Grace is mostly a commitment.
In between the sneezing and snoring I have, since Thursday, been reconsidering church membership as a serious option. Pastor Mark said such a funny thing; something to this effect: "There seem to be a lot of PCA churches down there, as if that area attracts people who believe the Bible is true."
From the look on his face and his admission that he was called to PCUSA to work for "renewal," I took him to mean that we all want to be on the winning team because that is just one of the things we tell ourselves and yet it doesn't change the facts that God is sovereign and doesn't need us to be members of any denomination... because the word of God is true, no matter who says what. I don't mean to oversimplify or offend, for all I know he was saying something different and I just heard what I wanted to hear; that would not be a bit surprising.
Or maybe, though I know he would never say this, he meant to say what I probably need to hear: Oh, Abigail just shut up and hold still, this will only hurt (your pride) for a second. Altogether it is an honestly subversive remark to make (if that is possible) and I am taking it to heart. I think I could get behind a church that is so big it (unknowingly?)allows people like pastor Mark-believing the word of God to be inerrant, like he does-to, um, join in at the risk that he might (gasp) somehow bring with him some kind of renewal.
Here is where I apply the old Groucho joke: I wouldn't want to be a member of any club that would have someone like me for a member... or something like that. But I am not sure that the church body knows we aren't members already. It has only been since we moved back into town that we quit the worship team on Sunday mornings. Martin was even on the payroll for four years. Which begs the question: do they know we aren't members and, simply enough, they don't care?

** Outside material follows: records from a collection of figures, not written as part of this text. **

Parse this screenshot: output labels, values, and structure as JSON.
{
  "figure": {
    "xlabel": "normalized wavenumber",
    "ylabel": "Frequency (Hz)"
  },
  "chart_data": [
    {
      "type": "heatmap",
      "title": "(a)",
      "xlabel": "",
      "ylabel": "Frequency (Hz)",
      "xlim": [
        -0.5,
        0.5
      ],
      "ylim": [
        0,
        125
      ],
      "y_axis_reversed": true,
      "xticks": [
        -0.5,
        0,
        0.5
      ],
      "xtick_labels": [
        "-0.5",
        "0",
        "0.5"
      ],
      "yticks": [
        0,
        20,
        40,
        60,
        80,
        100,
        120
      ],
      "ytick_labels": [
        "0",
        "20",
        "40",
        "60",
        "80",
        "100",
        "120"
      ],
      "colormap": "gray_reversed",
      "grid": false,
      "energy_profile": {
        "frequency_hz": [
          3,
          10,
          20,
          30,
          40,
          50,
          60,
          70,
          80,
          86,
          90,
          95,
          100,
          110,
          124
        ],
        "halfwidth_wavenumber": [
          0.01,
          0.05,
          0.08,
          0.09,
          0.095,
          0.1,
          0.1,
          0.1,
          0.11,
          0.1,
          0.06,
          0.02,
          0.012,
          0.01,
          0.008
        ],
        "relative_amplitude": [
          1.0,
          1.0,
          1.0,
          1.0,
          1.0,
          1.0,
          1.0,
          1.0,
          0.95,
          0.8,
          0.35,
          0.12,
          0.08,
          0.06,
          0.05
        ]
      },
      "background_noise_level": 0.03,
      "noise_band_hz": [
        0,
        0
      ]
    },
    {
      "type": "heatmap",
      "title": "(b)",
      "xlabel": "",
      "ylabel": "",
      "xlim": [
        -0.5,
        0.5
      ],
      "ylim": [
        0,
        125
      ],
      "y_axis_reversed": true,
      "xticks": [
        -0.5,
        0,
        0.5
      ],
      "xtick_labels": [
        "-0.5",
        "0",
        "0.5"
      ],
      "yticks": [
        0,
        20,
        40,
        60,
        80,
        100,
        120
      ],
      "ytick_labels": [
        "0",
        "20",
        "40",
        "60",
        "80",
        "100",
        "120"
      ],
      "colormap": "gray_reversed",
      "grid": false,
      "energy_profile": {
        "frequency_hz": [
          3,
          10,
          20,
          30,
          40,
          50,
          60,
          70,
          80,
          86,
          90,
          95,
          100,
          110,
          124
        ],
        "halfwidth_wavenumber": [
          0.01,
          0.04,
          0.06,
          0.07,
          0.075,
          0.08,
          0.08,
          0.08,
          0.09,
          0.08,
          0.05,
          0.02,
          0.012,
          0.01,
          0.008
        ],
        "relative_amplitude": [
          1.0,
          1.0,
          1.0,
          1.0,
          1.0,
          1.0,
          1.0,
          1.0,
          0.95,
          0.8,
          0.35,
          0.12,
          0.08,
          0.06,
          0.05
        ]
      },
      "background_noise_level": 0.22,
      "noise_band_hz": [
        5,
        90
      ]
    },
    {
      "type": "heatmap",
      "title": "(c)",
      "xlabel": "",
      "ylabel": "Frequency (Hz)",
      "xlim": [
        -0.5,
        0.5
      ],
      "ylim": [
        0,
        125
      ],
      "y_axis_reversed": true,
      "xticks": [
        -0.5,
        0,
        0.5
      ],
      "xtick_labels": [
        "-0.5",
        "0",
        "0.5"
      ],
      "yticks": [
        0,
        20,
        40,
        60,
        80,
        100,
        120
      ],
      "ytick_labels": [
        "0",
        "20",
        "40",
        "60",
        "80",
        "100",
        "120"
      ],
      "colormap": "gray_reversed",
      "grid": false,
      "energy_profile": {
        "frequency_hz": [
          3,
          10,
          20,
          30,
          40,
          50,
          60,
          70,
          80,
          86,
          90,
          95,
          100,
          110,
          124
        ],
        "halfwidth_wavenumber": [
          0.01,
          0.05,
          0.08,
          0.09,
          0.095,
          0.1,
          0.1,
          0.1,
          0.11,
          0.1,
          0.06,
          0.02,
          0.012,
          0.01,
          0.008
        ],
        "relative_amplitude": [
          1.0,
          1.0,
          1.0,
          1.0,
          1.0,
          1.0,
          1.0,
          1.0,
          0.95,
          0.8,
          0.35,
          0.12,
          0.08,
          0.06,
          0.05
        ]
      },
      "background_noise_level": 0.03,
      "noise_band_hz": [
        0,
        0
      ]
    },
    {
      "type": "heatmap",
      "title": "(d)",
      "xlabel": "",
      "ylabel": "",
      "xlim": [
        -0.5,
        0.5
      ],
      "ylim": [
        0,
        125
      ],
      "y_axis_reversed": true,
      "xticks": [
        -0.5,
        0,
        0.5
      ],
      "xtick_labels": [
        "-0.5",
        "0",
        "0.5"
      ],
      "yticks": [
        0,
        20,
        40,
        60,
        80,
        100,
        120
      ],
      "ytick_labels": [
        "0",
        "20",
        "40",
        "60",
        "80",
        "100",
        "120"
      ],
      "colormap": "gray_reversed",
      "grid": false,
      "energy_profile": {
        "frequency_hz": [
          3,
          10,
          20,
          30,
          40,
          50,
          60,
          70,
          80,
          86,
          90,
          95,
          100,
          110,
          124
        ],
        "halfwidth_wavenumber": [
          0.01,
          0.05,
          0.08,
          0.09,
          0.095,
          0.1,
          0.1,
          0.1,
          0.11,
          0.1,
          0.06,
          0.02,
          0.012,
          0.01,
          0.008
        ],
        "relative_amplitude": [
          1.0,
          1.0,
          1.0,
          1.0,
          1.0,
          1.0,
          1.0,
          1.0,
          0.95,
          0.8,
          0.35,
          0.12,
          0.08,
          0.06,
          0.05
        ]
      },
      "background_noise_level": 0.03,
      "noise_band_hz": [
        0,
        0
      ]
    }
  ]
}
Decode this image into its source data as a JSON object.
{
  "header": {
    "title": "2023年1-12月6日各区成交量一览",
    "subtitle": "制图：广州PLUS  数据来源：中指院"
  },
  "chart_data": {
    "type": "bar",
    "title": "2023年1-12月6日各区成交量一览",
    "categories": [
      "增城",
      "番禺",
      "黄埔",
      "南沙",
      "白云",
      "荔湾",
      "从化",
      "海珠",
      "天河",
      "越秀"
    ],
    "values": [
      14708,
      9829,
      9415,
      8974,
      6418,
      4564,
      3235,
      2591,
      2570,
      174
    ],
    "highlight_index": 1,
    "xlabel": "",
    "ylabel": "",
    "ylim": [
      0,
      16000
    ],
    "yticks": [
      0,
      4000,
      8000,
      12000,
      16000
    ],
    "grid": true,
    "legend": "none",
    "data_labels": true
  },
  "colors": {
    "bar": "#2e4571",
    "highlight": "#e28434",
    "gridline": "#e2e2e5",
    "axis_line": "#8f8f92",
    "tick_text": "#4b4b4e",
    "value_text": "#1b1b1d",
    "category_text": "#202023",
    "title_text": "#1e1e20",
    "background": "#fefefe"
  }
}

In which case, it might be fun to ruffle a few feathers and confess that we are, at last, willing to, well, confess?
Which leads me to my next question: where is the PCA when you need it, anyway?
The answer is that there are five in San Jose, but the closest is about an hour away and my husband has this idea that maybe we should go to a church in the community we live in (clearly, he is the brains behind the operation) and I am here afforded the luxury of submission. That too is Pastor Mark's doing, he married us after all. I just keep telling myself: membership will be what it is and who am I if I don't stand up on teal colored carpet between two brown pews and praise Jesus?